La Grande-Bretagne s'est montrée favorable à la création de « couloirs » humanitaires, mais a demandé « davantage de détails » sur l'« idée » française. Même prudence à Washington, où les autorités ont souhaité « plus d'informations », tandis que l'ambassadeur des États-Unis au Rwanda, Robert Gribbin, déclarait: «Je ne vois pas l'utilité d'une intervention militaire extérieure » dans l'est du Zaïre, estimant qu'un cessez-le-feu sera observé dans cette région.

LANGAGE FERME

« L'aide humanitaire doit être acheminée d'urgence là où le million de réfugiés hutus se trouve, c'est-à-dire au Zaïre. Nous n'avons pas l'impression que ces gens veulent être rapatriés au Rwanda et aucune loi ne peut les forcer à rentrer, ce serait une déportation. » Tel est le langage, ferme, qu'Emma Bonino, commissaire européen chargé de l'action humanitaire, entendait tenir au ministre des affaires étrangères du Rwanda, en visite à Bruxelles, nous rapporte notre correspondant, Philippe Lemaître, et c'est dans ce sens qu'elle s'est déja exprimée, lundi soir, lors d'une communication téléphonique avec M- Sadako Ogata, haut-commissaire de l'ONU pour les réfugiés.
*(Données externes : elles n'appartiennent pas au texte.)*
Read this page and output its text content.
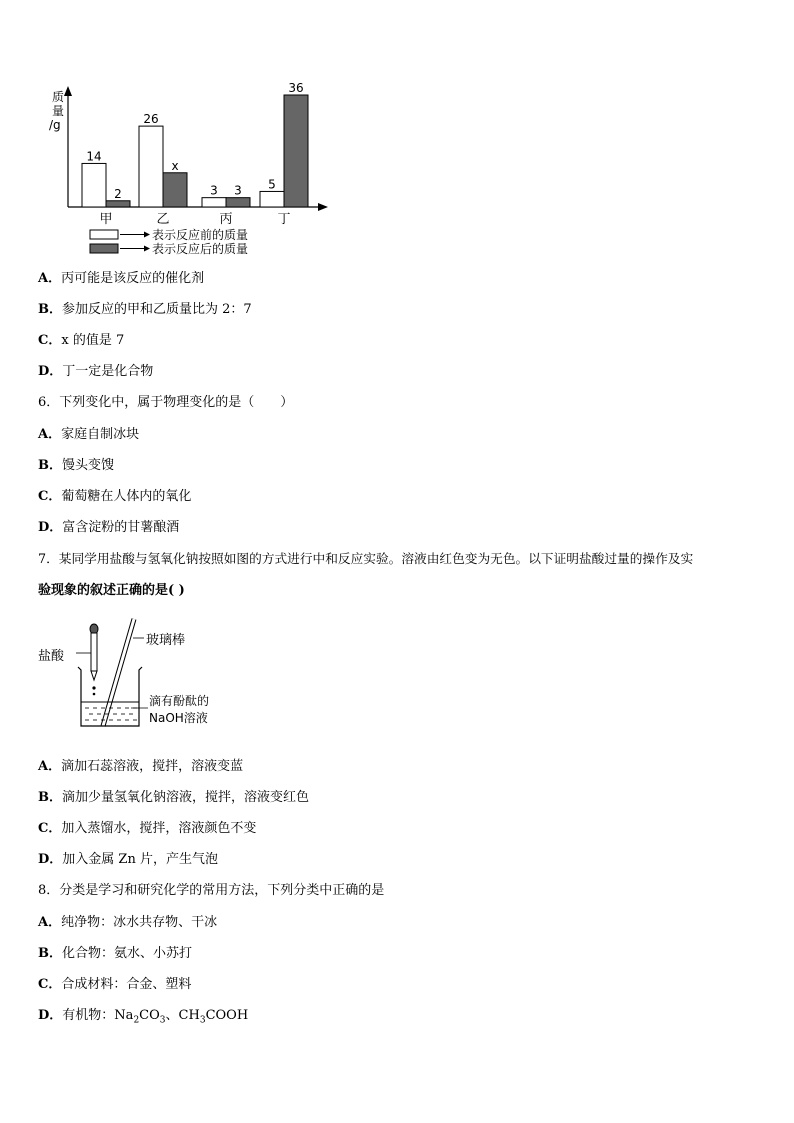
质
量
/g
14
2
26
x
3 3 5
36
甲	乙	丙	丁
表示反应前的质量
表示反应后的质量
A．丙可能是该反应的催化剂
B．参加反应的甲和乙质量比为 2：7
C．x 的值是 7
D．丁一定是化合物
6．下列变化中，属于物理变化的是（　　）
A．家庭自制冰块
B．馒头变馊
C．葡萄糖在人体内的氧化
D．富含淀粉的甘薯酿酒
7．某同学用盐酸与氢氧化钠按照如图的方式进行中和反应实验。溶液由红色变为无色。以下证明盐酸过量的操作及实
验现象的叙述正确的是( )
盐酸
玻璃棒
滴有酚酞的
NaOH溶液
A．滴加石蕊溶液，搅拌，溶液变蓝
B．滴加少量氢氧化钠溶液，搅拌，溶液变红色
C．加入蒸馏水，搅拌，溶液颜色不变
D．加入金属 Zn 片，产生气泡
8．分类是学习和研究化学的常用方法，下列分类中正确的是
A．纯净物：冰水共存物、干冰
B．化合物：氨水、小苏打
C．合成材料：合金、塑料
D．有机物：$Na_2CO_3$、$CH_3COOH$
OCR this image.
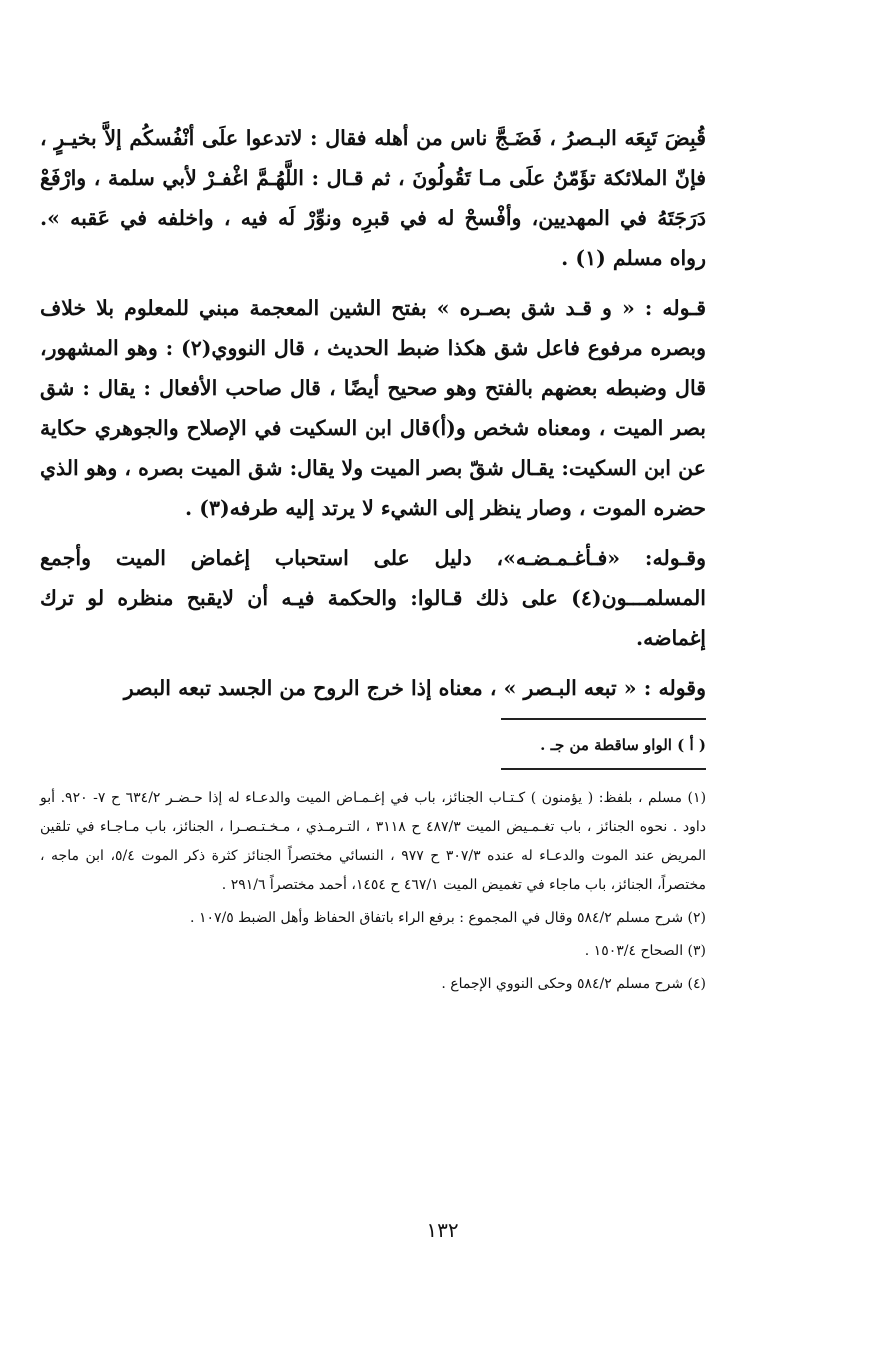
قُبِضَ تَبِعَه البـصرُ ، فَضَـجَّ ناس من أهله فقال : لاتدعوا علَى أنْفُسكُم إلاَّ بخيـرٍ ، فإنّ الملائكة تؤَمّنُ علَى مـا تَقُولُونَ ، ثم قـال : اللَّهُـمَّ اغْفـرْ لأبي سلمة ، وارْفَعْ دَرَجَتَهُ في المهديين، وأفْسحْ له في قبرِه ونوِّرْ لَه فيه ، واخلفه في عَقبه ». رواه مسلم (١) .

قـوله : « و قـد شق بصـره » بفتح الشين المعجمة مبني للمعلوم بلا خلاف وبصره مرفوع فاعل شق هكذا ضبط الحديث ، قال النووي(٢) : وهو المشهور، قال وضبطه بعضهم بالفتح وهو صحيح أيضًا ، قال صاحب الأفعال : يقال : شق بصر الميت ، ومعناه شخص و(أ)قال ابن السكيت في الإصلاح والجوهري حكاية عن ابن السكيت: يقـال شقّ بصر الميت ولا يقال: شق الميت بصره ، وهو الذي حضره الموت ، وصار ينظر إلى الشيء لا يرتد إليه طرفه(٣) .

وقـوله: «فـأغـمـضـه»، دليل على استحباب إغماض الميت وأجمع المسلمـــون(٤) على ذلك قـالوا: والحكمة فيـه أن لايقبح منظره لو ترك إغماضه.

وقوله : « تبعه البـصر » ، معناه إذا خرج الروح من الجسد تبعه البصر

( أ ) الواو ساقطة من جـ .

(١) مسلم ، بلفظ: ( يؤمنون ) كـتـاب الجنائز، باب في إغـمـاض الميت والدعـاء له إذا حـضـر ٦٣٤/٢ ح ٧- ٩٢٠. أبو داود . نحوه الجنائز ، باب تغـمـيض الميت ٤٨٧/٣ ح ٣١١٨ ، التـرمـذي ، مـخـتـصـرا ، الجنائز، باب مـاجـاء في تلقين المريض عند الموت والدعـاء له عنده ٣٠٧/٣ ح ٩٧٧ ، النسائي مختصراً الجنائز كثرة ذكر الموت ٥/٤، ابن ماجه ، مختصراً، الجنائز، باب ماجاء في تغميض الميت ٤٦٧/١ ح ١٤٥٤، أحمد مختصراً ٢٩١/٦ .

(٢) شرح مسلم ٥٨٤/٢ وقال في المجموع : برفع الراء باتفاق الحفاظ وأهل الضبط ١٠٧/٥ .

(٣) الصحاح ١٥٠٣/٤ .

(٤) شرح مسلم ٥٨٤/٢ وحكى النووي الإجماع .

١٣٢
Il semble qu'un clivage, plus politique que technique, divise le camp occidental, voire, entre eux, les pays de l'Union européenne. Les ministres des Quinze débattront du dossier, jeudi, à Bruxelles. Alors que se réunit la conférence de Nairobi, qui rassemble, mardi et mercredi, les dirigeants de la région des Grands Lacs, les tractations ont déjà commencé. Si l'on en croit les informations parvenues à Bruxelles, les Rwandais proposeraient que vivres, médicaments et autres équipements soient rassemblés au Rwanda et que les couloirs humanitaires soient mis en place dans le sens Zaire-Rwanda, favorisant ainsi le retour d'un nombre important de réfugiés.

Un tel projet peut surprendre, dans la mesure où Kigali, qui soutient actuellement la rébellion au Zaïre, s'il a régulièrement proclamé qu'il était favorable au retour des réfugiés, n'a rien tenté de concret au cours des deux années passées, pour le faciliter. Le HCR sympathise avec le projet de Kigali, suivant ainsi le point de vue américain. « Il est de plus en plus évident que l'ensemble de l'opération entreprise par le Rwanda a eu la bénédiction des États-Unis », entend-on à Bruxelles. Le Rwanda, dont les plans pourraient se trouver contrecarrés par une opération internationale amenant notamment des Français au Kivu, tente actuellement de convaincre les pays de l'Union européenne dont il a l'oreille (Grande-Bretagne, Pays-Bas, Irlande ... ) que la solution qu'il préconise est la meilleure.